Field Guide

Complete Guide

Fluid is a Kubernetes-native orchestrator for data-intensive workloads — AI training, big data, analytics — whose bottleneck is fetching remote data from object stores like S3, OSS, or HDFS. Instead of jobs pulling straight from remote storage every time, Fluid introduces the concept of a Dataset CRD backed by a distributed cache engine that runs alongside the compute workloads.

The architecture decouples “what data you want” (Dataset) from “how it’s cached” (Runtime). Fluid plugs into multiple cache engines — Alluxio, JuiceFS, JindoFS, GooseFS, Vineyard — and provisions them as Kubernetes resources. When a pod mounts a Dataset, Fluid’s scheduler extender prefers nodes where the relevant cache blocks already live, so training jobs read from a co-located cache over loopback or the local network instead of pulling terabytes across WAN links on every epoch.

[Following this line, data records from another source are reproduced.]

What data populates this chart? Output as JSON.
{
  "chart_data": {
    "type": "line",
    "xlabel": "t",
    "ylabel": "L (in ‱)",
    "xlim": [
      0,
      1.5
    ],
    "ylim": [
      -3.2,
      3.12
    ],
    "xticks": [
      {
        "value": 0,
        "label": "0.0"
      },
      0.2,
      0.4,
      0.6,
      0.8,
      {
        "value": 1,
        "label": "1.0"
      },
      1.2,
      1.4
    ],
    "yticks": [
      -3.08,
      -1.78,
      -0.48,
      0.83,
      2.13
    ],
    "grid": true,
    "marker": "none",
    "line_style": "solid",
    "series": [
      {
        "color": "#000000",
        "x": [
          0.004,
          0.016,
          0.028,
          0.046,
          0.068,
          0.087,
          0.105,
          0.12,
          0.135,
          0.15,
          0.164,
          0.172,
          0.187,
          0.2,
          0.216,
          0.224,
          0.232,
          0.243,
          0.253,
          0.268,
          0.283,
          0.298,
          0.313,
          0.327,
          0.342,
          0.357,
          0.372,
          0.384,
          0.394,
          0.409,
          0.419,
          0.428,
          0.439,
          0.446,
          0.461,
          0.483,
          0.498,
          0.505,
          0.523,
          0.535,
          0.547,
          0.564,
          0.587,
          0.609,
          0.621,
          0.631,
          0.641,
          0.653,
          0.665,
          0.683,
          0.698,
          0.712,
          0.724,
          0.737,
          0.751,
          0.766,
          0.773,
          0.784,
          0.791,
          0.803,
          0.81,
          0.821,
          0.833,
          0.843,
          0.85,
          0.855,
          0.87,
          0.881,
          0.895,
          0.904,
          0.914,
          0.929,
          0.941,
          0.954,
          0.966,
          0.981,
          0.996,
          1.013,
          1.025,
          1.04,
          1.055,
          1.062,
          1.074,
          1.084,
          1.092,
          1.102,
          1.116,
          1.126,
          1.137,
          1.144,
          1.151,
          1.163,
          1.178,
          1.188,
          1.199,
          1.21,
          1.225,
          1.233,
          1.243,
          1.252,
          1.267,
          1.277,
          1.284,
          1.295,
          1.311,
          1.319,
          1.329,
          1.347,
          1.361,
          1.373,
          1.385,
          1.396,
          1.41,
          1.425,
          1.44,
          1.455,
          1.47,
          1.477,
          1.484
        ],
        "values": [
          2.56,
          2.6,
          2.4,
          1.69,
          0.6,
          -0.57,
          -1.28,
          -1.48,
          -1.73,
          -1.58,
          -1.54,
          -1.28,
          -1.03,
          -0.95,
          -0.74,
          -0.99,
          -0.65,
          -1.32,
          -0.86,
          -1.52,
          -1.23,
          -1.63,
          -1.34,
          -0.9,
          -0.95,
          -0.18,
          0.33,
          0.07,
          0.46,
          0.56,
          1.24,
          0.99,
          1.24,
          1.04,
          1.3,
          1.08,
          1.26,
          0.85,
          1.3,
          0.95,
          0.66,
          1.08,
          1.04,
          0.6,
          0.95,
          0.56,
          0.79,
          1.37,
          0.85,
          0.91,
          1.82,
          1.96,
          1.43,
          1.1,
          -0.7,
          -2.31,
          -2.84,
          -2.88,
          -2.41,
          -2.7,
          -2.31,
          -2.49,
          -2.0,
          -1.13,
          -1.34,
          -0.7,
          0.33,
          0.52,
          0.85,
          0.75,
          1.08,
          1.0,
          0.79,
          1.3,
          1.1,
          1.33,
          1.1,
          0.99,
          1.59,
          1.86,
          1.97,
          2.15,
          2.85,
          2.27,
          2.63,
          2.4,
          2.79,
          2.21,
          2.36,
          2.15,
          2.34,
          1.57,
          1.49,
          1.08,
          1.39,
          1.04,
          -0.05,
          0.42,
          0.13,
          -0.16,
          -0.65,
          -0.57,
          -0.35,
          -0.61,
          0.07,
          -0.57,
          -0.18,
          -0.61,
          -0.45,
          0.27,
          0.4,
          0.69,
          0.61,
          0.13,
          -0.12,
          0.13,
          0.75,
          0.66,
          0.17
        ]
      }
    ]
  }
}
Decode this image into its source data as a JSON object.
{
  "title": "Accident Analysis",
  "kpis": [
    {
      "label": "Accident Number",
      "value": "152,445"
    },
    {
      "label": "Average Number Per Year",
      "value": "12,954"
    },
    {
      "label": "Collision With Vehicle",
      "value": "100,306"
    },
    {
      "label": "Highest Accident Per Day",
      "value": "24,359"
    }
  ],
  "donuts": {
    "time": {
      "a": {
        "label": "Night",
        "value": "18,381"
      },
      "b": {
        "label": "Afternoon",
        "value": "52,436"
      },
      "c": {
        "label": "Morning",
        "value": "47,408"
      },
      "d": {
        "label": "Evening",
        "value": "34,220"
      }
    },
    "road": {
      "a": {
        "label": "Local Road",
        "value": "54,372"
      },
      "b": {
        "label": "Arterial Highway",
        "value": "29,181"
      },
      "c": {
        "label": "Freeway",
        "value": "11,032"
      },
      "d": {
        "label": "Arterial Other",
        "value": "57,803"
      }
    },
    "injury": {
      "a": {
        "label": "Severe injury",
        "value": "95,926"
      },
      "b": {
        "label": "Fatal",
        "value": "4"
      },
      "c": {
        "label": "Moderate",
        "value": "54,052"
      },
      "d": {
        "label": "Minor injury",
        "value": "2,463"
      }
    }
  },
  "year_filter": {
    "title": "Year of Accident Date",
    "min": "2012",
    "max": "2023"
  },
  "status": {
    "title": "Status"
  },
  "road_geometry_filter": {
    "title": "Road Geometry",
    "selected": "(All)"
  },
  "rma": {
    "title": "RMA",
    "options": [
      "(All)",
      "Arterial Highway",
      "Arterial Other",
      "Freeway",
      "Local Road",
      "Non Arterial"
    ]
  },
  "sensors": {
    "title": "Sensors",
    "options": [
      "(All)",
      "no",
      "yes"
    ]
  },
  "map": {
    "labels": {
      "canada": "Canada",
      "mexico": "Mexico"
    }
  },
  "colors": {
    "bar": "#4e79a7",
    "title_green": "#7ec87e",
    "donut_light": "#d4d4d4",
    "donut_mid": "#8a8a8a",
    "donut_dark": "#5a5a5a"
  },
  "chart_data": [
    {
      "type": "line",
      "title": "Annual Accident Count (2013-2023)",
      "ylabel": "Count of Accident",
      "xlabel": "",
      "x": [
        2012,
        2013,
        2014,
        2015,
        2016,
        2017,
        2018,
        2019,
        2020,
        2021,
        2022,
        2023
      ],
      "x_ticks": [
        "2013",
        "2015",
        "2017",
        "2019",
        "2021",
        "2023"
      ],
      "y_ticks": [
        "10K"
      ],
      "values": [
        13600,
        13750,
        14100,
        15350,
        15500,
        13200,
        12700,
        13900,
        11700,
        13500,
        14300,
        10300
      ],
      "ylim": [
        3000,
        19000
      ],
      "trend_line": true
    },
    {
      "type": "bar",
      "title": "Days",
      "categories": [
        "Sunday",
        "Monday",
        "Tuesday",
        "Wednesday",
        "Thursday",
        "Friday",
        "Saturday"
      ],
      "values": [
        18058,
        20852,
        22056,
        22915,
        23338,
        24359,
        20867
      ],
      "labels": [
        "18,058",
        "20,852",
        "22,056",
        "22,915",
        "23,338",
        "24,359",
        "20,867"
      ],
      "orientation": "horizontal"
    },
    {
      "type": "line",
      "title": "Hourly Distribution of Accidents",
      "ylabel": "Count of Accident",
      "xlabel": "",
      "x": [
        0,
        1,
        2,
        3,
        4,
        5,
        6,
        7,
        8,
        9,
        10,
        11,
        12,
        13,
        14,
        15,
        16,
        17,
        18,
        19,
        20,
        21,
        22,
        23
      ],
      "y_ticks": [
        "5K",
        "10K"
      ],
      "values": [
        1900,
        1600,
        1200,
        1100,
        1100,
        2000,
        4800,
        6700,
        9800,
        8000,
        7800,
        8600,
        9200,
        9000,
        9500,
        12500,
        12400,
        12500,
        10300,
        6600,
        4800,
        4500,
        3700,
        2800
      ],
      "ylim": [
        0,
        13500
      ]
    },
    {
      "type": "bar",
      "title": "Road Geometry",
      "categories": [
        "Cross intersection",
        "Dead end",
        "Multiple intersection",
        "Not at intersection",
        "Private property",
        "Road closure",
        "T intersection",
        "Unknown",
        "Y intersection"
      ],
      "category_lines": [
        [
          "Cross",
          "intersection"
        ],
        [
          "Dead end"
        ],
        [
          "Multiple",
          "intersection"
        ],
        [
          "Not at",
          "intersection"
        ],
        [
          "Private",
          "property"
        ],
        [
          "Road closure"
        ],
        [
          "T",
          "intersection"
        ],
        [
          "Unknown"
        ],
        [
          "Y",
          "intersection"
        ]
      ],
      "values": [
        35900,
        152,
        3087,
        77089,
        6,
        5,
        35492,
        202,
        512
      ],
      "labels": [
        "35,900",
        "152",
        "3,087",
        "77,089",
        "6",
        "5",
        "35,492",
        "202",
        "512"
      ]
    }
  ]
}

Warmup, preload, and eviction are all controlled through CRDs.

Fluid came out of Alibaba and Nanjing University and is a CNCF Incubating project. It’s most compelling when you’re doing repeated, read-heavy access to the same large dataset — ML training on a shared corpus is the canonical example — and your object store egress costs or latency have become the thing limiting GPU utilization.